While Minister Sibal claims that other countries do not maintain strong regulators such as the University Grants Commission or the All India Council of Technical Education, this point of view seems not to be the case. Many countries have been run by strong regulatory regimes that have worked well. Singapore, with a largely successful history of foreign collaboration, stringently regulates foreign providers and has been willing to end the programmes, such as one with the Johns Hopkins University in the United States, which the Singaporeans felt was not living up to its promises. Ministries of education or their equivalents in South Korea, Japan, and some other Asian countries carefully regulate who can enter the local market and monitor performance.

Quality assurance has been a central concern, and few countries have solved that problem.
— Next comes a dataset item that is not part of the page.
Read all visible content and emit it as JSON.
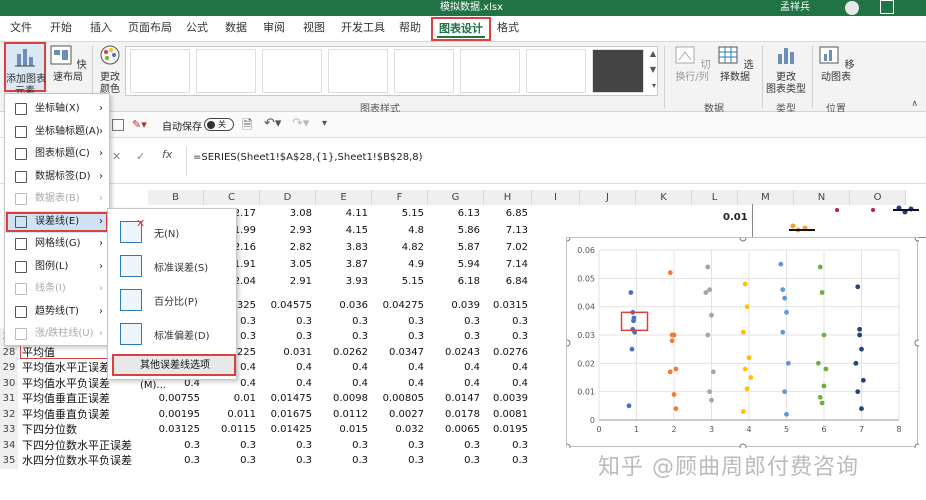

Few countries can effectively monitor standards of their own universities, and foreign institutions do create additional challenges. American branch campuses are monitored by the U.S. accreditors, which have found it difficult to fulfil this task. India’s quality-assurance agencies do not function particularly effectively. Monitoring and evaluating numerous foreign transplants may be beyond the capability of the system.
What can be done?

Minister Sibal is right that India cannot forever keep its academic doors closed. India, after all, constitutes an increasingly central part of a globalised world. However, simply to throw the doors open would be a serious mistake. India, like other developing countries, needs a clear and transparent policy and regulatory framework. What comprises the rationale for participating in global higher education? What institutions — and investments — from abroad are appropriate for India? What are the criteria for selecting, monitoring, and evaluating foreign institutions? Without answers to these questions — and the policy framework to go along with the answers — opening the doors will create long-term problems for India’s academic system.

(Philip G. Altbach is Monan University Professor and director of the Center for International Higher Education at Boston College, USA.)